Smashing Pumpkins‘ new double album CYR is full of synth-pop, but Billy Corgan has a response for anyone who tells him how “eighties” the record sounds: Well, duh.

Noting that he was heavily influenced by The Cure, as well as the indie Chicago record label Wax Trax! — whose roster featured KMFDM, Underworld, Meat Beat Manifesto, Front 242 and The KLFCorgan tells NME of CYR‘s electronic sound, “We grew up on all that stuff. So to us it’s not a big deal.”

He continues, “But people say to me in interviews, ‘It sounds very ’80s’, and I’m like, ‘Yeah we started in 1987; we’re an ’80s band.’ You’ve somehow got us stuck in the ’90s in your head all the time. That’s not really who we are.”

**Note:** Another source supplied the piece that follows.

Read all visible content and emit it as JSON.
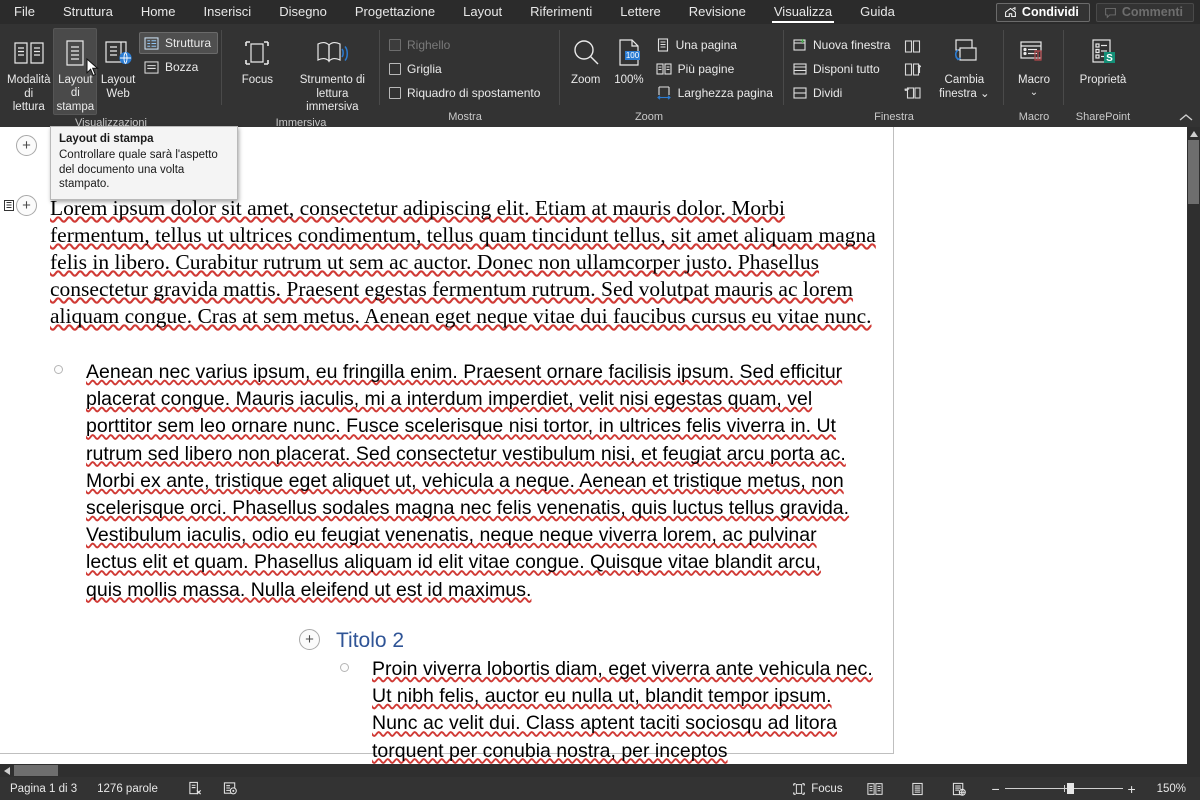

Asked if he’s frustrated by critics who peg the Pumpkins as a ’90s band, Corgan responds, “I think what that really says is, you just haven’t conquered the last memory. It’s up to you to conquer the last memory.”

“Pete Townshend once told me it’s up to you to do that,” he notes. “The audience isn’t gonna tell you what to do; you have to tell them what to hear. And he’s right, it’s kind of on you [to get people to move on].”

But even as he tries to distance himself from the ’90s, Corgan is hard at work on the follow-up to the Pumpkins’ landmark 1995 album Mellon Collie and the Infinite Sadness.

“We have 33 songs written so far and demoed out. We’re likely to see the first single at the end of next year,” he predicts.